I've seen over-constrained used several times in scientific publications, referring to a system constrained to such a point that a solution does not exist. So I think you're fine.
(As an example, there's a paper entitled "A brief overview of over-constrained systems" by Michael Jampel published in Springer's Lecture Notes in Computer Science. See it here)
I have never used this word, but I think that “overconstrained” (for a system of equations) is used in two slightly different meanings:
- There are more constraints than the degree of freedom.
- There are more constraints than the degree of freedom and there are no solutions because of that.
For example, we can call a system of linear equations with 10 variables and 11 equations “overconstrained” in the sense 1, but it may have a solution if some of the equations are redundant. If you need a precise meaning, I think that you should define the meaning which you intend.
I quite like 'shackled' in this context. The implication is that the constraints are like chains/handcuffs.
Tsuyoshi Ito is correct, there are two implications of overconstrained.
In engineering, a bridge design would be overconstrained, for example, if it were rigidly attached at each end of the span. In this case, the force on the connections would be indeterminate and is a bad thing (which is why one side is usually pinned and the other on a roller - to ease a constraint). This usage is the kind meaning there is no result.

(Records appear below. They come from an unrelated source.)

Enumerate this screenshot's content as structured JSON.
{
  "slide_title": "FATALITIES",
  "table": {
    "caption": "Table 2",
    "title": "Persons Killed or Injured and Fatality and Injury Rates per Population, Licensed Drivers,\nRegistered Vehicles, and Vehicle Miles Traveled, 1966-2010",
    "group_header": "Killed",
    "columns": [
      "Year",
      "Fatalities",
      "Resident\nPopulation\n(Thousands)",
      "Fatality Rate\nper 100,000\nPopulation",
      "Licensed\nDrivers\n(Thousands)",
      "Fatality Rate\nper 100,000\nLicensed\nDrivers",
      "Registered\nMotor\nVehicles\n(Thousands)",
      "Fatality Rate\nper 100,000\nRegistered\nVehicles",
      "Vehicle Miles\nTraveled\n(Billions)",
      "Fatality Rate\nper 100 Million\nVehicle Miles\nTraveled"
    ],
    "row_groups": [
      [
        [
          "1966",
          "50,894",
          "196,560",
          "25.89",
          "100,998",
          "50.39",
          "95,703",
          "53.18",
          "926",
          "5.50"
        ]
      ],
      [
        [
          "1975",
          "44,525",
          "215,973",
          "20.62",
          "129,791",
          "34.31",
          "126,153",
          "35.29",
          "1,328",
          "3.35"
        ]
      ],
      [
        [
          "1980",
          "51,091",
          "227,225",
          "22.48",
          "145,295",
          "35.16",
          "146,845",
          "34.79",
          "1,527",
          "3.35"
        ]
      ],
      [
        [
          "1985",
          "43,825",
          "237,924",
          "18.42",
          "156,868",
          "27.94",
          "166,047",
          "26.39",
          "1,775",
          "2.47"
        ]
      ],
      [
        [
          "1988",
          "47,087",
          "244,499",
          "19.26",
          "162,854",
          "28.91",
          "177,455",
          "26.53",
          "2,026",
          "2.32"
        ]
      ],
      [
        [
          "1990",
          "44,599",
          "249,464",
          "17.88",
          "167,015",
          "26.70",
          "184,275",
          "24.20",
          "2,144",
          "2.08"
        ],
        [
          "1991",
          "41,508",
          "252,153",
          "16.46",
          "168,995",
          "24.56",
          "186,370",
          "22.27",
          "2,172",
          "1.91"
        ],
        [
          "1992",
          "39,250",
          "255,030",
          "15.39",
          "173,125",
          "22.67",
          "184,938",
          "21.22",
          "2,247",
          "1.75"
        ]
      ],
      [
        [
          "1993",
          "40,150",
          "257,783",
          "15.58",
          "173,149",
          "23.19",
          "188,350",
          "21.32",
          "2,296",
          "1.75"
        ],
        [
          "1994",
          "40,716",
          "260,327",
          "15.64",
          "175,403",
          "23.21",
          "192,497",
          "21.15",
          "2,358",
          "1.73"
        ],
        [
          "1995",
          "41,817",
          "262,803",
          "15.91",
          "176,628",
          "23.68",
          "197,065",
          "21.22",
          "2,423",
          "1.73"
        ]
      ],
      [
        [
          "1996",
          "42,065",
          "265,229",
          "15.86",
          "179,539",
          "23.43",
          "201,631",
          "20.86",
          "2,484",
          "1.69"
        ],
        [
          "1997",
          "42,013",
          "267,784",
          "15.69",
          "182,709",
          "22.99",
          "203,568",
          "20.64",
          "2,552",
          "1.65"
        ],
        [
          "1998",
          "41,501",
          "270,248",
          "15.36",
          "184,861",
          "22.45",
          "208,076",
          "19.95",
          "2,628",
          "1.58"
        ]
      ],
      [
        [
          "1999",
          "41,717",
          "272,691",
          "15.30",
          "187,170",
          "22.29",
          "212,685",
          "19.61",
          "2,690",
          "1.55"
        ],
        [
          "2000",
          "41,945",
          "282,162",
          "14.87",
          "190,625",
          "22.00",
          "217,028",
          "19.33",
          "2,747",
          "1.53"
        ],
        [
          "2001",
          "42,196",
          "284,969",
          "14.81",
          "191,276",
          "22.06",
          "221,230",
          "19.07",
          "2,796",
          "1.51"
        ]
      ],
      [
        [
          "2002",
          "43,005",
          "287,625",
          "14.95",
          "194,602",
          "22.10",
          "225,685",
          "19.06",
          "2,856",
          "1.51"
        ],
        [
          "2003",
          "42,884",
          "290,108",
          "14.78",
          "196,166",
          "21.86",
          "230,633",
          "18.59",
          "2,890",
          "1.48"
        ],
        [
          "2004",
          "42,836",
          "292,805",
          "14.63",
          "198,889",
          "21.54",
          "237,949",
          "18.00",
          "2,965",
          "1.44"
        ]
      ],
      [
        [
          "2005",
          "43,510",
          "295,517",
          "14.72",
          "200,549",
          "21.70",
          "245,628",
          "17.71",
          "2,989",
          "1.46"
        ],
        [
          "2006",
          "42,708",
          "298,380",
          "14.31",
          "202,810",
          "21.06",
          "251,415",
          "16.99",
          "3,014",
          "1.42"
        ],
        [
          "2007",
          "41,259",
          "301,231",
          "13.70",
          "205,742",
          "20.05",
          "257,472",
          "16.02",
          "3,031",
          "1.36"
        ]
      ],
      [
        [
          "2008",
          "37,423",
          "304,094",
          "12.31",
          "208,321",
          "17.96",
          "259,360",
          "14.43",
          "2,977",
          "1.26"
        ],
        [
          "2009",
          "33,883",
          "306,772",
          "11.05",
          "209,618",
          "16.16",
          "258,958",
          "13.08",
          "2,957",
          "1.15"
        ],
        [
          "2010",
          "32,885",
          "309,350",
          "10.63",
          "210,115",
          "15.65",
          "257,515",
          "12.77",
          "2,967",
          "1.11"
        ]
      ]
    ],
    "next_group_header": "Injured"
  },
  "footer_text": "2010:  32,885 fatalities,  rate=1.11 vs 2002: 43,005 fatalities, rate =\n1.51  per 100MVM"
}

Also in engineering and mathematics, overconstrained is used when there are too many simultaneous equations to result in an exact solution. For example, fitting a line to many points is overconstrained because technically a line cannot be drawn simultaneously through all of the points. This, however is a good thing and the solution to this overconstrained system is called a "least-squares" solution, meaning the line is found that has the minimum error from the points (with minimum defined a certain way). This is called the best-fit line and, like I said, this is actually a good thing and the solution is a good solution, especially when the data are noisy.